明溦迅速起身,她發現這次暈倒再醒來,居然沒有絲毫疲累,感覺神清氣爽,默默調動一下天賦力至指尖,食指尖上的那縷光芒,竟然有些耀眼。
所以,是有一次耗盡精神力後,力量再度增長?
她沒有答案,這裡原本就是處就奇怪的地方,沒有說明書,沒有新手答疑。
推開門前棚前懸著的山荷葉門簾,明溦剛邁步出去,就被一陣熱浪衝得一個趔趄。
棚外,陽光首曬,熱浪滾滾,夏天,正式來了!
“明溦你醒啦——”
她聽到一聲尖叫,隨後就落入一個滾燙的懷抱。薊馬懷抱著她眼淚和斷了線的珠子一樣滾落,
“你為什麼都不告訴我?還有早上為什麼都沒叫我就自己出發?你有沒有受傷?為什麼會流鼻血?嗚嗚……”
一連串問題明溦不知從何答起,她被薊馬摟在懷中,面前看到的卻是一派誇張的排隊景象——
一張兩張長條桌搭建起來的櫃檯後面,此時正排長龍,人們頂著烈日,手裡握著各處找來的葉子蒲扇扇風。

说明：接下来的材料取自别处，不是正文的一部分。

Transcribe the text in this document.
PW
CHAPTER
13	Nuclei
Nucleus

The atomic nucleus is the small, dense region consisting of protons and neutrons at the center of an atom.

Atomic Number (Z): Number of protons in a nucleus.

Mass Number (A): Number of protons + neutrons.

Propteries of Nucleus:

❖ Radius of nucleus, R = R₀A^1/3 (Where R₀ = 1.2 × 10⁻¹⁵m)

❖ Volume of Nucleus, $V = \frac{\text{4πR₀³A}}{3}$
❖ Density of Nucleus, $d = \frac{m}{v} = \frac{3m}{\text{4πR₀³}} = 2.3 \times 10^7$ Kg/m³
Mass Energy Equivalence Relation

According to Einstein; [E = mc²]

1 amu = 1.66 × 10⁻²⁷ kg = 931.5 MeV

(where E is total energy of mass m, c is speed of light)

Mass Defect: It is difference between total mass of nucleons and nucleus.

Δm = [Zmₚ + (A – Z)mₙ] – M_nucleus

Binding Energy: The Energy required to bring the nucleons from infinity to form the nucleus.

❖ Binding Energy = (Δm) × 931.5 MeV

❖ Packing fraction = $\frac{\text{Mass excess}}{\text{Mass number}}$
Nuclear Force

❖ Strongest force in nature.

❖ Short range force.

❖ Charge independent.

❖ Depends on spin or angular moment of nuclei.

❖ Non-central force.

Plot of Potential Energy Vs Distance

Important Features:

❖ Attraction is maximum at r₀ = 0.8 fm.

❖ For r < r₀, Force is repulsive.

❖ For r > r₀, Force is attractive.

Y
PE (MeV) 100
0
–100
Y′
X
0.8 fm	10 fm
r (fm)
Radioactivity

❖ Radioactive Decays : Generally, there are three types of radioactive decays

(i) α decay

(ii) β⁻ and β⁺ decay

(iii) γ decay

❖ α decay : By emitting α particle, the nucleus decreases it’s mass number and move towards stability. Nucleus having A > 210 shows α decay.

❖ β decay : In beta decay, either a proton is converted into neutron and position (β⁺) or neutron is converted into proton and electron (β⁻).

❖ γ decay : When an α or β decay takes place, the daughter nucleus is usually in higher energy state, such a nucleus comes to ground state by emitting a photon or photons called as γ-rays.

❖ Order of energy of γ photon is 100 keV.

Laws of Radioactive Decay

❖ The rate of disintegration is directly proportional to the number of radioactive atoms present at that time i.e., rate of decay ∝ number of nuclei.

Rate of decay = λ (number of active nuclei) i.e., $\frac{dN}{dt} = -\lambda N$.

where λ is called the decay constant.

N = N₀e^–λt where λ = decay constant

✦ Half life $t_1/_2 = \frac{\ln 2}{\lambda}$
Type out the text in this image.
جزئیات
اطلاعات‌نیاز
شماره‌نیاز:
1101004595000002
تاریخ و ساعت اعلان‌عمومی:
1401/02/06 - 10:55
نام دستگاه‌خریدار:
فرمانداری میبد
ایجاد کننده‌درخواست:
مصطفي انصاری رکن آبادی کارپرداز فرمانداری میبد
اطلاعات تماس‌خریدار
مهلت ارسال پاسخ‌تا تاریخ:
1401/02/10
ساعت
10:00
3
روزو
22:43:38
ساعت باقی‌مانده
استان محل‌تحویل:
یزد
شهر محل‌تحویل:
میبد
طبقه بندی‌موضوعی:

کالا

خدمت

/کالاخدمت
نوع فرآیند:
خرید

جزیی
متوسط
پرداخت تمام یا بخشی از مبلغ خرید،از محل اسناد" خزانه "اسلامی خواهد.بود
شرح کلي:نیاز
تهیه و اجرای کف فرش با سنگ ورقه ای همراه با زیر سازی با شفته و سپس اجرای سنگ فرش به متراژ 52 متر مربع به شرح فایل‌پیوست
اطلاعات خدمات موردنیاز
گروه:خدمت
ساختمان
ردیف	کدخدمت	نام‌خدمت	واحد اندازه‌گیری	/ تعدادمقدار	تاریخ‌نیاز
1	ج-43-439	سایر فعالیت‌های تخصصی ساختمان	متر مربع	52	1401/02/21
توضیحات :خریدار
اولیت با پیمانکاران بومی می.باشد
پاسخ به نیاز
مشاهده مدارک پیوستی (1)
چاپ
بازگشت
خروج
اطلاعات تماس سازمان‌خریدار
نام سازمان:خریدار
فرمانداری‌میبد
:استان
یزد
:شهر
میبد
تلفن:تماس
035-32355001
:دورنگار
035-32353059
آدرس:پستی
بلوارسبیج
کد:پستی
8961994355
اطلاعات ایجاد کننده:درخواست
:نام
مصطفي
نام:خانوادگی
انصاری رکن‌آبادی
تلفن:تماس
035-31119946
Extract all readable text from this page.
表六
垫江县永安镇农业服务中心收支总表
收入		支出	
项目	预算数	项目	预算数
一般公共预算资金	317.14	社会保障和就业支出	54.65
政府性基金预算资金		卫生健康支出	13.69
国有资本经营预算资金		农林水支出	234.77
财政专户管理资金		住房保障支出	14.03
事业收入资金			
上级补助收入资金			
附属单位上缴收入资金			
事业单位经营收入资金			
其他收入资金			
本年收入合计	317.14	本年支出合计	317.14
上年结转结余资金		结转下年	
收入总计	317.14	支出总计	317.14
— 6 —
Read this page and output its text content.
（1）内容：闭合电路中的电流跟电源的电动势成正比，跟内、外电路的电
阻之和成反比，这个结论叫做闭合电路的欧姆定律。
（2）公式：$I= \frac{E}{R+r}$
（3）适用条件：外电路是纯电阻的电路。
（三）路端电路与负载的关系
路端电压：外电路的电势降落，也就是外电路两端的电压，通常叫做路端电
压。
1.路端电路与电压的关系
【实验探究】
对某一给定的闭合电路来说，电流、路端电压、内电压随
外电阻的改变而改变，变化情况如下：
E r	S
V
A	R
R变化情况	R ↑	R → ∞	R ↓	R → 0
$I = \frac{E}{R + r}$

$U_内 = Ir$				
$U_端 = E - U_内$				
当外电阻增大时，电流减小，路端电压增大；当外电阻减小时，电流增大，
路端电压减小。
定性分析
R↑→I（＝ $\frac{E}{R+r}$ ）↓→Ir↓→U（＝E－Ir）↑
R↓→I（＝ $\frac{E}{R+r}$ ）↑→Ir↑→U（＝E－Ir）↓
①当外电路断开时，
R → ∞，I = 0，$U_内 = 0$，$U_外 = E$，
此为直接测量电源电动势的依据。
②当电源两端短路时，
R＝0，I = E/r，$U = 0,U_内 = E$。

大家焦急地等待著,希望“蜜苔冰城”的店員們能快一些,再快一些。
“等等,薊馬,這是什麼情況?”明溦打斷薊馬的哭泣問道。
“你倆別抱了,醒了就趕緊過來幫忙,還有後面——”白烏維持著一貫不耐煩的表情,扯開兩人。
“薊馬,前臺接單收錢,你快點。明溦跟我過來。”
什麼情況?
明溦一頭霧水,重新被白烏扯回棚內。
“我簡單說。你把腦子搖勻了好好聽——”
白烏扯下脖子上的毛巾,抹把額頭上的汗珠。
“你催生冰芯草,流鼻血,暈倒。隨後這片冰芯草就開始暴漲,不但暴漲,連顏色都起了變化,以前只是單純的綠,現在是粉色夾雜著淺綠。”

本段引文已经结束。